Lee Dickinson, the Park Service official who oversees the program, said the fees already have helped Park Service workers avoid scheduling conflicts among visitors at the most popular locations, particularly those offering once in a lifetime memories.
"If you really want your pictures taken at the overlook that everybody in the park goes to, then you're probably going to be asked to get a permit," she said.
Stephen Voss, a freelance photojournalist in Washington, said he is aggravated with the change.
"If park rangers start actively enforcing the permit requirement, I will certainly start looking for other places to shoot," said Voss, who often photographs wedding parties at the Lincoln and Jefferson memorials. He said he has yet to be approached during an assignment.

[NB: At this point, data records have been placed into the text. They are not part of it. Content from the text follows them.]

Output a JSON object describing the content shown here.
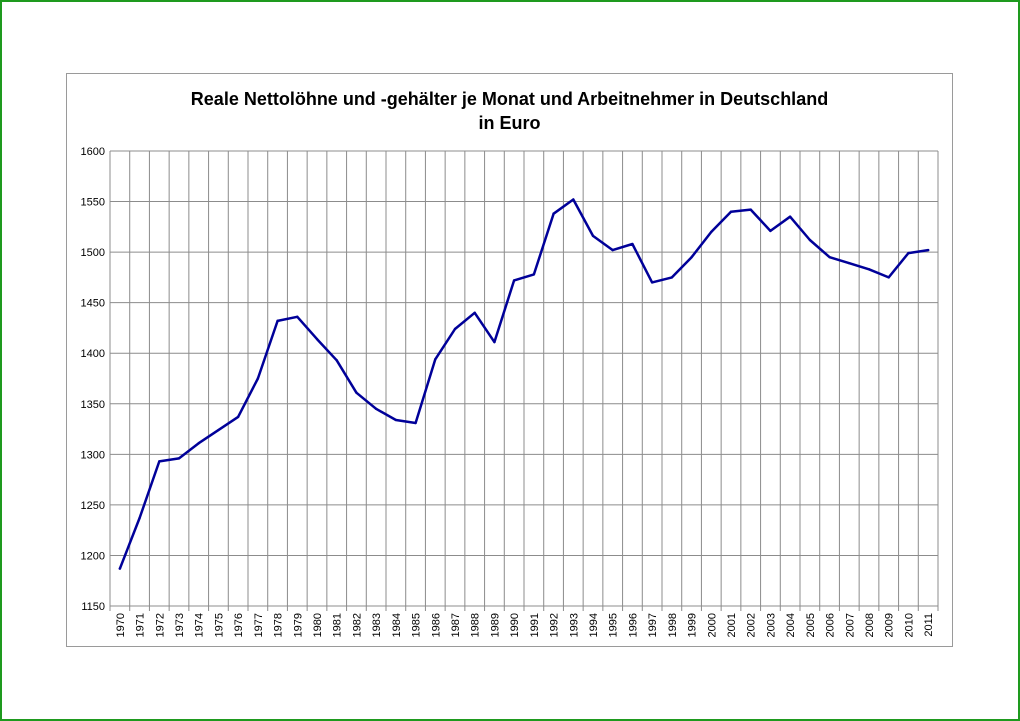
{
  "chart_data": {
    "type": "line",
    "title_line1": "Reale Nettolöhne und -gehälter je Monat und Arbeitnehmer in Deutschland",
    "title_line2": "in Euro",
    "xlabel": "",
    "ylabel": "",
    "ylim": [
      1150,
      1600
    ],
    "yticks": [
      1150,
      1200,
      1250,
      1300,
      1350,
      1400,
      1450,
      1500,
      1550,
      1600
    ],
    "grid": true,
    "line_color": "#000099",
    "categories": [
      "1970",
      "1971",
      "1972",
      "1973",
      "1974",
      "1975",
      "1976",
      "1977",
      "1978",
      "1979",
      "1980",
      "1981",
      "1982",
      "1983",
      "1984",
      "1985",
      "1986",
      "1987",
      "1988",
      "1989",
      "1990",
      "1991",
      "1992",
      "1993",
      "1994",
      "1995",
      "1996",
      "1997",
      "1998",
      "1999",
      "2000",
      "2001",
      "2002",
      "2003",
      "2004",
      "2005",
      "2006",
      "2007",
      "2008",
      "2009",
      "2010",
      "2011"
    ],
    "values": [
      1187,
      1237,
      1293,
      1296,
      1311,
      1324,
      1337,
      1375,
      1432,
      1436,
      1414,
      1393,
      1361,
      1345,
      1334,
      1331,
      1394,
      1424,
      1440,
      1411,
      1472,
      1478,
      1538,
      1552,
      1516,
      1502,
      1508,
      1470,
      1475,
      1495,
      1520,
      1540,
      1542,
      1521,
      1535,
      1512,
      1495,
      1489,
      1483,
      1475,
      1499,
      1502
    ]
  }
}
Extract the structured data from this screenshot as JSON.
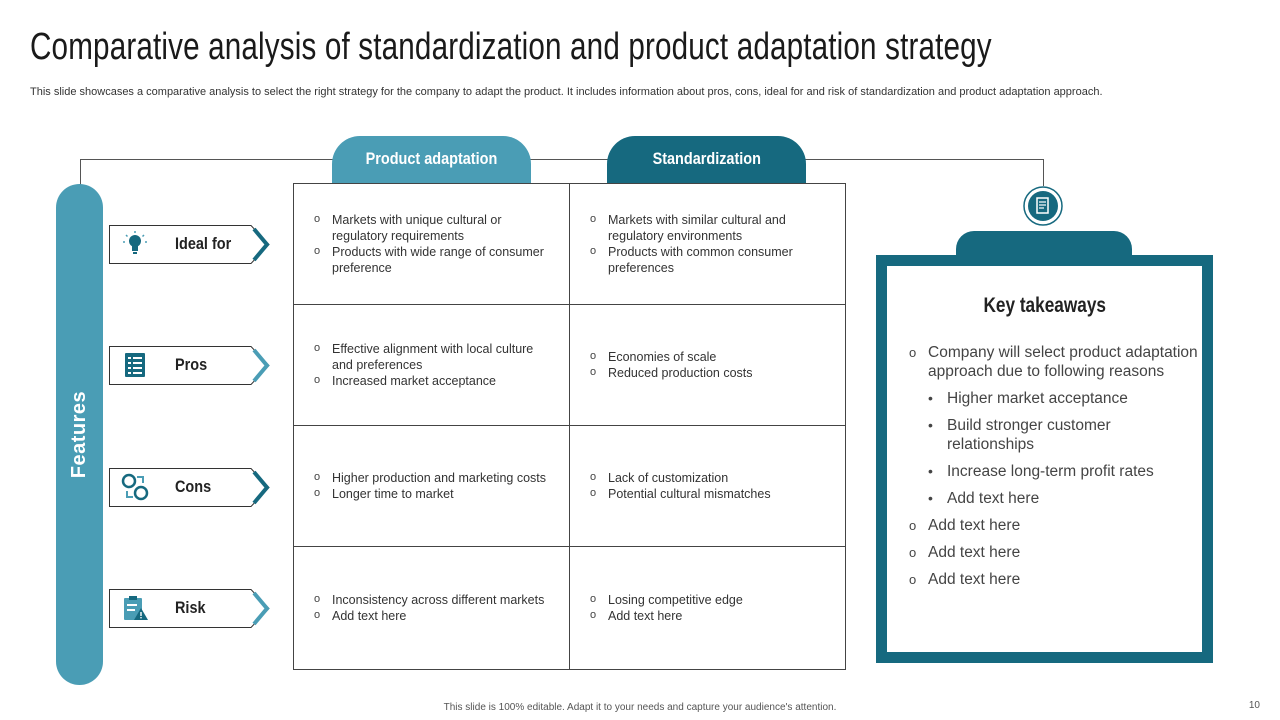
{
  "title": "Comparative analysis of standardization and product adaptation strategy",
  "subtitle": "This slide showcases a comparative analysis to select the right strategy for the company to adapt the product. It includes information about pros, cons, ideal for and risk of standardization and product adaptation approach.",
  "features_label": "Features",
  "columns": {
    "product_adaptation": "Product adaptation",
    "standardization": "Standardization"
  },
  "rows": [
    {
      "label": "Ideal for",
      "icon": "lightbulb-icon",
      "product_adaptation": [
        "Markets with unique cultural or regulatory requirements",
        "Products with wide range of consumer preference"
      ],
      "standardization": [
        "Markets with similar cultural and regulatory environments",
        "Products with common consumer preferences"
      ]
    },
    {
      "label": "Pros",
      "icon": "checklist-icon",
      "product_adaptation": [
        "Effective alignment with local culture and preferences",
        "Increased market acceptance"
      ],
      "standardization": [
        "Economies of scale",
        "Reduced production costs"
      ]
    },
    {
      "label": "Cons",
      "icon": "exchange-icon",
      "product_adaptation": [
        "Higher production and marketing costs",
        "Longer time to market"
      ],
      "standardization": [
        "Lack of customization",
        "Potential cultural mismatches"
      ]
    },
    {
      "label": "Risk",
      "icon": "clipboard-warning-icon",
      "product_adaptation": [
        "Inconsistency across different markets",
        "Add text here"
      ],
      "standardization": [
        "Losing competitive edge",
        "Add text here"
      ]
    }
  ],
  "key_takeaways": {
    "title": "Key takeaways",
    "icon": "document-icon",
    "items": [
      {
        "type": "main",
        "text": "Company will select product adaptation approach due to following reasons"
      },
      {
        "type": "sub",
        "text": "Higher market acceptance"
      },
      {
        "type": "sub",
        "text": "Build stronger customer relationships"
      },
      {
        "type": "sub",
        "text": "Increase long-term profit rates"
      },
      {
        "type": "sub",
        "text": "Add text here"
      },
      {
        "type": "main",
        "text": "Add text here"
      },
      {
        "type": "main",
        "text": "Add text here"
      },
      {
        "type": "main",
        "text": "Add text here"
      }
    ]
  },
  "colors": {
    "light_teal": "#4a9db5",
    "dark_teal": "#16697f"
  },
  "footer": "This slide is 100% editable. Adapt it to your needs and capture your audience's attention.",
  "page_number": "10"
}
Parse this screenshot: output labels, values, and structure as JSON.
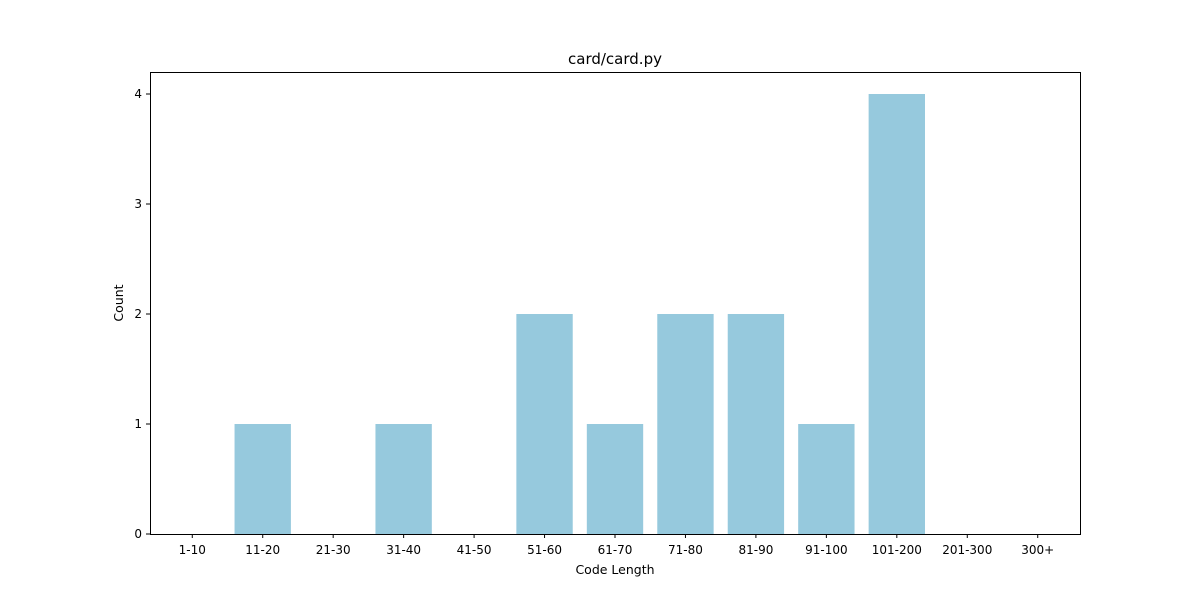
{
  "chart_data": {
    "type": "bar",
    "title": "card/card.py",
    "xlabel": "Code Length",
    "ylabel": "Count",
    "categories": [
      "1-10",
      "11-20",
      "21-30",
      "31-40",
      "41-50",
      "51-60",
      "61-70",
      "71-80",
      "81-90",
      "91-100",
      "101-200",
      "201-300",
      "300+"
    ],
    "values": [
      0,
      1,
      0,
      1,
      0,
      2,
      1,
      2,
      2,
      1,
      4,
      0,
      0
    ],
    "yticks": [
      0,
      1,
      2,
      3,
      4
    ],
    "ylim": [
      0,
      4.2
    ],
    "bar_color": "#96c9dd",
    "grid": false,
    "legend": "none"
  }
}
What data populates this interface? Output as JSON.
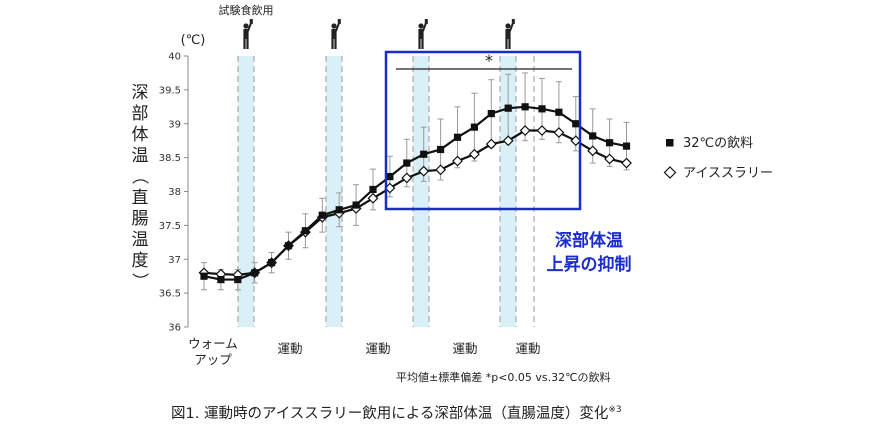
{
  "chart_data": {
    "type": "line",
    "title": "",
    "ylabel": "深部体温（直腸温度）",
    "yunit": "(℃)",
    "ylim": [
      36,
      40
    ],
    "yticks": [
      "36",
      "36.5",
      "37",
      "37.5",
      "38",
      "38.5",
      "39",
      "39.5",
      "40"
    ],
    "xticks": [
      0,
      1,
      2,
      3,
      4,
      5,
      6,
      7,
      8,
      9,
      10,
      11,
      12,
      13,
      14,
      15,
      16,
      17,
      18,
      19,
      20,
      21,
      22,
      23,
      24,
      25
    ],
    "grid": false,
    "legend_position": "right",
    "phase_labels": [
      "ウォーム\nアップ",
      "運動",
      "運動",
      "運動",
      "運動"
    ],
    "drink_label": "試験食飲用",
    "significance_mark": "*",
    "annotation": "深部体温\n上昇の抑制",
    "series": [
      {
        "name": "32℃の飲料",
        "marker": "filled-square",
        "values": [
          36.75,
          36.7,
          36.7,
          36.8,
          36.95,
          37.2,
          37.42,
          37.65,
          37.73,
          37.8,
          38.03,
          38.22,
          38.42,
          38.55,
          38.62,
          38.8,
          38.95,
          39.15,
          39.23,
          39.25,
          39.22,
          39.17,
          39.0,
          38.82,
          38.72,
          38.67
        ],
        "error": [
          0.2,
          0.15,
          0.15,
          0.15,
          0.15,
          0.2,
          0.25,
          0.25,
          0.25,
          0.3,
          0.3,
          0.3,
          0.35,
          0.4,
          0.45,
          0.45,
          0.5,
          0.5,
          0.5,
          0.5,
          0.45,
          0.45,
          0.4,
          0.4,
          0.35,
          0.35
        ]
      },
      {
        "name": "アイススラリー",
        "marker": "open-diamond",
        "values": [
          36.8,
          36.78,
          36.77,
          36.8,
          36.95,
          37.2,
          37.4,
          37.62,
          37.68,
          37.75,
          37.9,
          38.05,
          38.2,
          38.3,
          38.32,
          38.45,
          38.55,
          38.7,
          38.75,
          38.9,
          38.9,
          38.87,
          38.75,
          38.6,
          38.48,
          38.42
        ]
      }
    ]
  },
  "footnote": "平均値±標準偏差 *p<0.05 vs.32℃の飲料",
  "caption_main": "図1. 運動時のアイススラリー飲用による深部体温（直腸温度）変化",
  "caption_sup": "※3",
  "colors": {
    "line": "#111111",
    "error_bar": "#999999",
    "band": "#d9f0f8",
    "dash": "#aaaaaa",
    "highlight_box": "#1a2ccc",
    "annotation": "#1a2ccc"
  }
}
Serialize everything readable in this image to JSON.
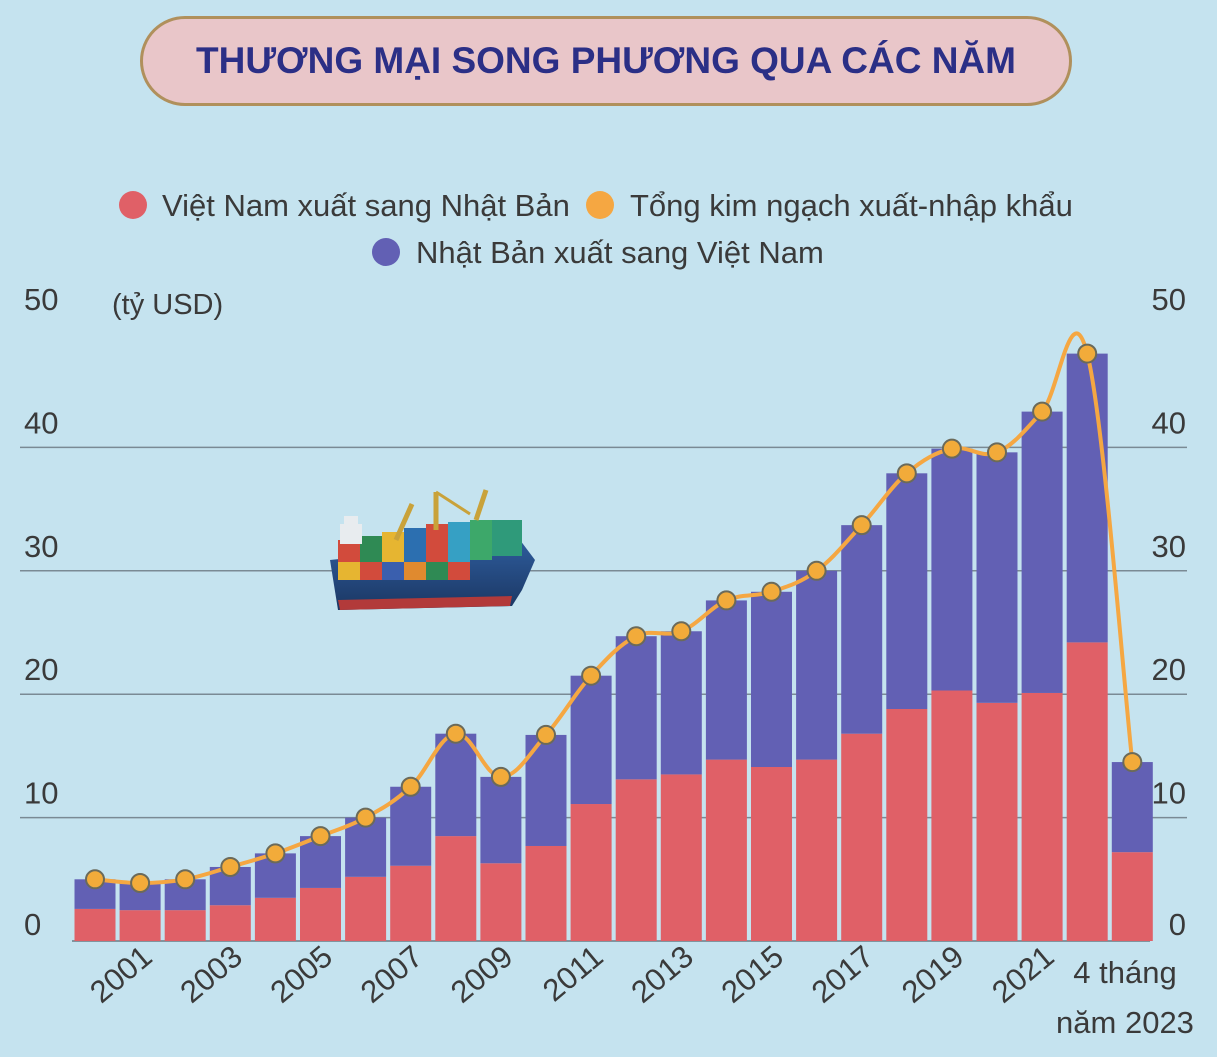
{
  "header": {
    "title": "THƯƠNG MẠI SONG PHƯƠNG QUA CÁC NĂM"
  },
  "chart_data": {
    "type": "bar",
    "stacked": true,
    "unit_label": "(tỷ USD)",
    "ylim": [
      0,
      50
    ],
    "yticks": [
      0,
      10,
      20,
      30,
      40,
      50
    ],
    "grid": true,
    "legend": {
      "placement": "top-center",
      "items": [
        {
          "label": "Việt Nam xuất sang Nhật Bản",
          "color": "#e06067"
        },
        {
          "label": "Tổng kim ngạch xuất-nhập khẩu",
          "color": "#f5a742"
        },
        {
          "label": "Nhật Bản xuất sang Việt Nam",
          "color": "#6260b4"
        }
      ]
    },
    "categories": [
      "2000",
      "2001",
      "2002",
      "2003",
      "2004",
      "2005",
      "2006",
      "2007",
      "2008",
      "2009",
      "2010",
      "2011",
      "2012",
      "2013",
      "2014",
      "2015",
      "2016",
      "2017",
      "2018",
      "2019",
      "2020",
      "2021",
      "2022",
      "4 tháng năm 2023"
    ],
    "x_tick_labels": [
      {
        "index": 1,
        "label": "2001"
      },
      {
        "index": 3,
        "label": "2003"
      },
      {
        "index": 5,
        "label": "2005"
      },
      {
        "index": 7,
        "label": "2007"
      },
      {
        "index": 9,
        "label": "2009"
      },
      {
        "index": 11,
        "label": "2011"
      },
      {
        "index": 13,
        "label": "2013"
      },
      {
        "index": 15,
        "label": "2015"
      },
      {
        "index": 17,
        "label": "2017"
      },
      {
        "index": 19,
        "label": "2019"
      },
      {
        "index": 21,
        "label": "2021"
      }
    ],
    "last_label_lines": [
      "4 tháng",
      "năm 2023"
    ],
    "series": [
      {
        "name": "Việt Nam xuất sang Nhật Bản",
        "color": "#e06067",
        "values": [
          2.6,
          2.5,
          2.5,
          2.9,
          3.5,
          4.3,
          5.2,
          6.1,
          8.5,
          6.3,
          7.7,
          11.1,
          13.1,
          13.5,
          14.7,
          14.1,
          14.7,
          16.8,
          18.8,
          20.3,
          19.3,
          20.1,
          24.2,
          7.2
        ]
      },
      {
        "name": "Nhật Bản xuất sang Việt Nam",
        "color": "#6260b4",
        "values": [
          2.4,
          2.2,
          2.5,
          3.1,
          3.6,
          4.2,
          4.8,
          6.4,
          8.3,
          7.0,
          9.0,
          10.4,
          11.6,
          11.6,
          12.9,
          14.2,
          15.3,
          16.9,
          19.1,
          19.6,
          20.3,
          22.8,
          23.4,
          7.3
        ]
      },
      {
        "name": "Tổng kim ngạch xuất-nhập khẩu",
        "type": "line",
        "color": "#f5a742",
        "values": [
          5.0,
          4.7,
          5.0,
          6.0,
          7.1,
          8.5,
          10.0,
          12.5,
          16.8,
          13.3,
          16.7,
          21.5,
          24.7,
          25.1,
          27.6,
          28.3,
          30.0,
          33.7,
          37.9,
          39.9,
          39.6,
          42.9,
          47.6,
          14.5
        ]
      }
    ]
  }
}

The Park Service is not alone in charging fees for photos on federal land.
The Bureau of Land Management, which has huge landholdings in the western United States, has charged filmmakers and commercial photographers since 2000, though its policy is more relaxed. "If no models or props are used, no permits or fees are required," said Lola Bird, a bureau spokeswoman.
The U.S. Department of Agriculture also charges fees, but only in select areas, said Dana Laster, who oversees the permit program for the National Arboretum in Washington.
There soon could be a standard set of fees, however. A task force has been created to develop a uniform policy for photography on federal land. Public comment could begin later this summer, officials said.
Jolie Bouton, a Philadelphia secretary who will get married on land controlled by the National Forest Service in Sedona, Ariz., in September, is among those worried about photography fees.
"I'm just having a half hour ceremony on land we all own, and it shouldn't cost me 150 bucks," Bouton said.